In questo contesto si pone la salvaguardia del diritto d’autore. Patrick Raude ha sottolineato le difficoltà della battaglia dei francesi per regolamentare riconoscimento dei diritti e trasparenza delle opere, facendo studi e controlli sulle poche normative esistenti a livello internazionale, con l’obiettivo di fornire delle linee guida generali ed efficaci. In particolare la difesa del principio che il diritto d’autore deve essere rispettato nel momento in cui le opere frutto della creatività umana sono utilizzate per “allenare” l’IA : i motori di ricerca – ha detto – devono ottenere dagli autori l’autorizzazione a usarle. Un primo passo è stato fatto dalla SACD che ha modificato lo statuto, per inserire nei contratti di cessione dei diritti e nelle licenze specifiche clausole che consentano agli autori di scegliere se opporsi o meno all’uso della loro opera da parte di sistemi di intelligenza artificiale.
Un problema complicato è infatti quello del cosiddetto opt out (punto 3) , cioè la decisione dell’autore di vietare l’autorizzazione a usare la sua opera o di ritirarla dall’IA. Più facile da regolamentare l’opt in che può essere trattato con il sistema delle licenze, fra cui per esempio il modello della cosiddetta “copia privata”. Per quanto riguarda l’identificazione delle opere create dall’intelligenza artificiale (punto 2), l’AI- Act dell’Unione europea indica linee guida su come deve essere la pubblicazione e a che livello di dettaglio. In ogni caso ci vuole una normativa contrattuale che riesca a catturare tutti gli aspetti dell’opera e del suo uso, la loro precisa identificazione e la loro protezione: clausole per il doppio riconoscimento e la remunerazione. In Francia Le Monde e altri media hanno messo in campo un fronte contrattuale comune, ma le trattative si sono arenate perché le reti hanno chiesto una formula di abbonamento annuale.
Andrea Marzulli ha ribadito il fatto che finora la formula della licenza non copriva l’uso delle opere per l’addestramento dell’IA . C’è poi la questione dell’uso dell’intelligenza artificiale da parte di un autore che ha la facoltà di usarla come assistente più che come generatrice di contenuti. In generale la licenza deve essere a tempo e la questione è sempre quella di come “far disimparare l’opera” al language model dopo che è stata usata.

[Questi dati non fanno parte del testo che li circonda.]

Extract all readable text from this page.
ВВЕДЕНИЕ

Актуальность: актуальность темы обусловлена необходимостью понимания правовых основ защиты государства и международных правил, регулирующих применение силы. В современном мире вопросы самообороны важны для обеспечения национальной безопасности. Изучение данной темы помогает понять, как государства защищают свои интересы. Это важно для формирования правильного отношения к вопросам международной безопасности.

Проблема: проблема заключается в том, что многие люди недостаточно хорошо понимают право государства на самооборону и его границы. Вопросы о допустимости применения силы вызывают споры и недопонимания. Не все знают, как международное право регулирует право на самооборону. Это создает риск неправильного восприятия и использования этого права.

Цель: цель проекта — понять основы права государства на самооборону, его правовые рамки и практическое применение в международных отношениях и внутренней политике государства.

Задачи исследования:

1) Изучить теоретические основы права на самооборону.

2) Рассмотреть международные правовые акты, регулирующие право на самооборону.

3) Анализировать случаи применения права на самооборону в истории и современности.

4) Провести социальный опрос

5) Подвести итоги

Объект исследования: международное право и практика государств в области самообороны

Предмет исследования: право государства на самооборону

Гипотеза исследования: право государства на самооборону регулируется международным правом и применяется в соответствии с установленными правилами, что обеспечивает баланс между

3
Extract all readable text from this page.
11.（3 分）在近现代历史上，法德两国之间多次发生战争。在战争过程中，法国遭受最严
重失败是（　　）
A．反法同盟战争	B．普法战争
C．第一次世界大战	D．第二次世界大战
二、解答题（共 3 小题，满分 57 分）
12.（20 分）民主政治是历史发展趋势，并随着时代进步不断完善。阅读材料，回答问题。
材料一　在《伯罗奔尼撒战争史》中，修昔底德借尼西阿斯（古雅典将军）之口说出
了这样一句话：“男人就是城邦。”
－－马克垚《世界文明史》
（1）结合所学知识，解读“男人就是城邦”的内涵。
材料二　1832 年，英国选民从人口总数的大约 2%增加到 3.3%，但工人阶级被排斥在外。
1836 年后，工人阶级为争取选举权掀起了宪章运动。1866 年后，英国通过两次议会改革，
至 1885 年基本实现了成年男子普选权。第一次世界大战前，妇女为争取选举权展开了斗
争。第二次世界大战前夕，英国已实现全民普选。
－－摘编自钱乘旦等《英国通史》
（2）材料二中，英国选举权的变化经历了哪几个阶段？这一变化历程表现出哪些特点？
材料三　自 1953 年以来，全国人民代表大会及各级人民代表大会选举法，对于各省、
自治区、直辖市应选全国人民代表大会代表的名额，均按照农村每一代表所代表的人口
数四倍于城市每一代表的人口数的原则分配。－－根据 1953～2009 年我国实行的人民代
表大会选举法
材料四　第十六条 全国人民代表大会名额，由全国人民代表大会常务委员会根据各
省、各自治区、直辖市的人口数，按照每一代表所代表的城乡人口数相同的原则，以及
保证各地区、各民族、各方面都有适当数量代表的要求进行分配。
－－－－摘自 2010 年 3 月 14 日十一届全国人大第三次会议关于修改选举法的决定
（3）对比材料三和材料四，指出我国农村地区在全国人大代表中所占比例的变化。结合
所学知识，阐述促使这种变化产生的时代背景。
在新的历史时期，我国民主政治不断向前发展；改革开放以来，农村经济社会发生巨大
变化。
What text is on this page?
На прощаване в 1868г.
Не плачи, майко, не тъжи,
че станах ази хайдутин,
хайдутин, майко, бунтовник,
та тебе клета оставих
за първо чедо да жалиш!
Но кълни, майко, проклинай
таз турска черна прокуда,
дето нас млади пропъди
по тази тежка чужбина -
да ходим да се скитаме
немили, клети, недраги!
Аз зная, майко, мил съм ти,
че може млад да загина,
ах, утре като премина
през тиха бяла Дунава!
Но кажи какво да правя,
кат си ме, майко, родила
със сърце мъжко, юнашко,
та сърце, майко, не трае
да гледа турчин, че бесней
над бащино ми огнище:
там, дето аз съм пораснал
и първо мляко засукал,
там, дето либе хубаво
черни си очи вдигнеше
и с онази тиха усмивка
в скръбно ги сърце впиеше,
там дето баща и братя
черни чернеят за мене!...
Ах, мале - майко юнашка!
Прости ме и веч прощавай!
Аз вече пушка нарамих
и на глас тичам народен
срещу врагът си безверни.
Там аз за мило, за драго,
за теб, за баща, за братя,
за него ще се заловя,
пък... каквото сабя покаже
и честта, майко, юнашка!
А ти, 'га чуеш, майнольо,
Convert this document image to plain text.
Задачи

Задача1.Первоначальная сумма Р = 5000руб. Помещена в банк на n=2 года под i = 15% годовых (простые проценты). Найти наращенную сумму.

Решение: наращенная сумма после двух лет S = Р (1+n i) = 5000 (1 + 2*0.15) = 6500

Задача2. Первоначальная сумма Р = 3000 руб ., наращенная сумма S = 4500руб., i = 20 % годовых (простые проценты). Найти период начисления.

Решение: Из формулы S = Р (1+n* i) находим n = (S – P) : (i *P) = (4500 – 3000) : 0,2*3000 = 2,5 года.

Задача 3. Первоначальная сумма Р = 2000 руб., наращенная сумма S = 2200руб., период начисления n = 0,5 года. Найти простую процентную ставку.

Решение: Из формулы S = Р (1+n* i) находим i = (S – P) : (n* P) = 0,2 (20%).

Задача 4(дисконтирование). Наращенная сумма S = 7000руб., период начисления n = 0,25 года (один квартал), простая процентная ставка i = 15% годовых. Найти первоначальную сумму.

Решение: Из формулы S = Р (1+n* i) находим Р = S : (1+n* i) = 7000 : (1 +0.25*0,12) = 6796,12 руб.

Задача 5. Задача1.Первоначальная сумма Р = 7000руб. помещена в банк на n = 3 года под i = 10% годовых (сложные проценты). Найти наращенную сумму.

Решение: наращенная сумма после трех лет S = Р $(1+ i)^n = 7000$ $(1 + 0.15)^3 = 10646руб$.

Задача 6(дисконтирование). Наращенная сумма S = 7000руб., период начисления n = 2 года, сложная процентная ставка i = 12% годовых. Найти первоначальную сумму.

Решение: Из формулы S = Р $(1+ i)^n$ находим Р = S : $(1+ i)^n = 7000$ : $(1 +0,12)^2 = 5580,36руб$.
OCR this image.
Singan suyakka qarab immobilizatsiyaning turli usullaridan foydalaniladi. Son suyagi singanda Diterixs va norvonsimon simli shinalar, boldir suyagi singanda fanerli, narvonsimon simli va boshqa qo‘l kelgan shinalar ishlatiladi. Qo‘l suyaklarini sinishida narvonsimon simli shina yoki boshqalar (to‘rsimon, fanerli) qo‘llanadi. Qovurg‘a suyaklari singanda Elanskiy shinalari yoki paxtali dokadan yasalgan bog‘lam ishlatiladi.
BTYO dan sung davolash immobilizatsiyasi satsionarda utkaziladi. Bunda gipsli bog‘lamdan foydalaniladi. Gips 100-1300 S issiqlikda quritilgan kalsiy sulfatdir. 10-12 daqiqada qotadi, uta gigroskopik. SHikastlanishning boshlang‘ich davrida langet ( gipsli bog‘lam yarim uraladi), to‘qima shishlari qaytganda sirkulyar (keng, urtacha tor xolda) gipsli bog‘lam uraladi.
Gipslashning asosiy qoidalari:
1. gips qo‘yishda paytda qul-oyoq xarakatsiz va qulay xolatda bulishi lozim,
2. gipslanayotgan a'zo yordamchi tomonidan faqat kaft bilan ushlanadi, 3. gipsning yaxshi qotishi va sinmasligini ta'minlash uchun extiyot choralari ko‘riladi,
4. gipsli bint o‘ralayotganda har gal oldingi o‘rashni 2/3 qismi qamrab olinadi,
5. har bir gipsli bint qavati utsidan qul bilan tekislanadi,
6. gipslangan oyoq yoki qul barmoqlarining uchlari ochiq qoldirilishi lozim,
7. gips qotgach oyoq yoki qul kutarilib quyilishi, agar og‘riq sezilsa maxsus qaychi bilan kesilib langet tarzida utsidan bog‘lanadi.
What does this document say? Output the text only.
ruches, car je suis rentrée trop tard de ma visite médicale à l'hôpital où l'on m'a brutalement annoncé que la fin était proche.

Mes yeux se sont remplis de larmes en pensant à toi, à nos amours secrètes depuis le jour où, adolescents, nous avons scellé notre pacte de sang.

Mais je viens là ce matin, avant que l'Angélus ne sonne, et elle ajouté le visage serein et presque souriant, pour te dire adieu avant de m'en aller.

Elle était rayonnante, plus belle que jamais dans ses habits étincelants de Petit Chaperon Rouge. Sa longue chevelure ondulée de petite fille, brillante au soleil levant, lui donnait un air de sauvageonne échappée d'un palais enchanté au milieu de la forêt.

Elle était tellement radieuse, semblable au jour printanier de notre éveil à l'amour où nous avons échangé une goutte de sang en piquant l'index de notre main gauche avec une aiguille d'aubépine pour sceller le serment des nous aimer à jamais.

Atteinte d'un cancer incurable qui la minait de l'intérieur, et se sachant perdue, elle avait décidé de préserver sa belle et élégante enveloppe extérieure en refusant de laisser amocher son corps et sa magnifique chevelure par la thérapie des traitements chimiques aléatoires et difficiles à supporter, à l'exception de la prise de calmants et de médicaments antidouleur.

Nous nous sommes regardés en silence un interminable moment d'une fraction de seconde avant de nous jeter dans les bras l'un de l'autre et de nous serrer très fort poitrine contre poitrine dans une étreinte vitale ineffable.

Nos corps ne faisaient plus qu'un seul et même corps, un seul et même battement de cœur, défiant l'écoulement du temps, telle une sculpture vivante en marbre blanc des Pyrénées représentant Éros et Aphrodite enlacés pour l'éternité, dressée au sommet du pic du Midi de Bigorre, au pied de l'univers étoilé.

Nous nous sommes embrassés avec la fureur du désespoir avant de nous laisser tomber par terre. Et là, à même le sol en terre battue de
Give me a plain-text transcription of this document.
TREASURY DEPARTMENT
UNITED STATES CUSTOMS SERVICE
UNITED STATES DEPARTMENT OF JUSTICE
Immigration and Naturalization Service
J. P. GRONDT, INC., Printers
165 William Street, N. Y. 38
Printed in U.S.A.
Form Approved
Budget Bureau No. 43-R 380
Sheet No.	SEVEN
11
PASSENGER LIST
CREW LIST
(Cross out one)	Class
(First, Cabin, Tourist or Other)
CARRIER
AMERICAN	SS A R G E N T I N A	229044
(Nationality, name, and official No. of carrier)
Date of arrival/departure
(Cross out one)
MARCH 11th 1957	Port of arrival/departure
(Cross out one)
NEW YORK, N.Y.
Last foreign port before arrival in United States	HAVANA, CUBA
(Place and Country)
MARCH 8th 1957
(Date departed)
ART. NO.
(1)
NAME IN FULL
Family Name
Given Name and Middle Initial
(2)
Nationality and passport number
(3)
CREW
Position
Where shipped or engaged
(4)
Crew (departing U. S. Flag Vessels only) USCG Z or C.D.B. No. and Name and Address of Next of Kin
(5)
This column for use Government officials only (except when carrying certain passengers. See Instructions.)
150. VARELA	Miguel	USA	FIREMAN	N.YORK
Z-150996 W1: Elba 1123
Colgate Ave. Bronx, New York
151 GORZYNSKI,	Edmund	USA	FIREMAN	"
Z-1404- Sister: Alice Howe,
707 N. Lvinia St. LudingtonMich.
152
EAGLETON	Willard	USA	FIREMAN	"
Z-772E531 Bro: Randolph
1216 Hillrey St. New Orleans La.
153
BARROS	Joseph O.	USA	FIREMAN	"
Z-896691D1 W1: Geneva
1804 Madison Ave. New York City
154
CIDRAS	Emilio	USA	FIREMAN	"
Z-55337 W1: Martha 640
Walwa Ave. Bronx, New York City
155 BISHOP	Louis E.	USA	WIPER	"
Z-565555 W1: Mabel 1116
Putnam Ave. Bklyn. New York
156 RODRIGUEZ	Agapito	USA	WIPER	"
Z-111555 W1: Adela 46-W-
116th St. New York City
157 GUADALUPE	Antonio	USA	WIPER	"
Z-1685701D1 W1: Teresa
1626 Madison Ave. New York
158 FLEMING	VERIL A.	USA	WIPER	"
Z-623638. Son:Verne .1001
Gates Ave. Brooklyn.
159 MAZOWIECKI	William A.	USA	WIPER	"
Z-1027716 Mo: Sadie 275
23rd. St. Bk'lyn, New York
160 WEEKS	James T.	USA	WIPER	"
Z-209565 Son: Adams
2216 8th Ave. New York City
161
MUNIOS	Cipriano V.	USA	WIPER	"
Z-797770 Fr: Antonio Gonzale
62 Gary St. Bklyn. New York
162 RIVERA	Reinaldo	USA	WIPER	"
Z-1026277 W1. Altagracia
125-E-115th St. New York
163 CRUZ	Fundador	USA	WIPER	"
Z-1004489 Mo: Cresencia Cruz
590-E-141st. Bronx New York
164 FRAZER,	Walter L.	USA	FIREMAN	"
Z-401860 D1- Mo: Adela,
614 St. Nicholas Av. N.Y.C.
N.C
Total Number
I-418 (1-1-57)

Per dotare l’IA di un contesto giuridico chiaro si dovrebbe poter seguire il processo operativo, cioé identificare quali pezzi di opera vengono utilizzati e come proteggerli, ha aggiunto. Ma – ha sottolineato Giorgio Glaviano – se sotto ci sono algoritmi dei quali non si riesce a seguire il processo di elaborazione, come può essere garantita la trasparenza? (punto 1), Inoltre bisogna avere la conoscenza della creazione di valore, cioè i modelli di business delle piattaforme IA dato che c’è un flusso di denaro che ora resta sotto traccia (punto 5). Le associazioni degli autori mettono in evidenza anche il fatto che l’IA porterà inesorabilmente alla riduzione di professionisti nella realizzazione delle opere cinematografiche. Anche da questo punto di vista occorre una tutela.
Fra le novità che provengono dalla giurisprudenza internazionale la sentenza della Internet Court di Pechino che ha riconosciuto il diritto d’autore di un’immagine generata dall’intelligenza artificiale: l’“originalità” dell’immagine consta quindi nella selezioni con cui l’autore ha regolato ripetutamente i parametri per ottenere un’immagine che riflettesse la sua “scelta estetica e il suo giudizio personalizzato”. In poche parole i giudici cinesi hanno spostato l’intervento del diritto d’autore non al dopo l’uso dell’IA, ma al prima, sul modello della macchina fotografica: chi fa click è il depositario del diritto, non la foto che ha scattato. “E’ una sentenza di prospettiva”, hanno commentato gli intervenuti.
L’ostacolo per raggiungere un quadro di regolamentazione che riesca a mettere in equilibrio questi aspetti viene dalle grandi società internazionali che sviluppano l’intelligenza artificiale e che puntano a regole le più semplici e definitive possibili. Ma queste spesso vanno a danno degli autori.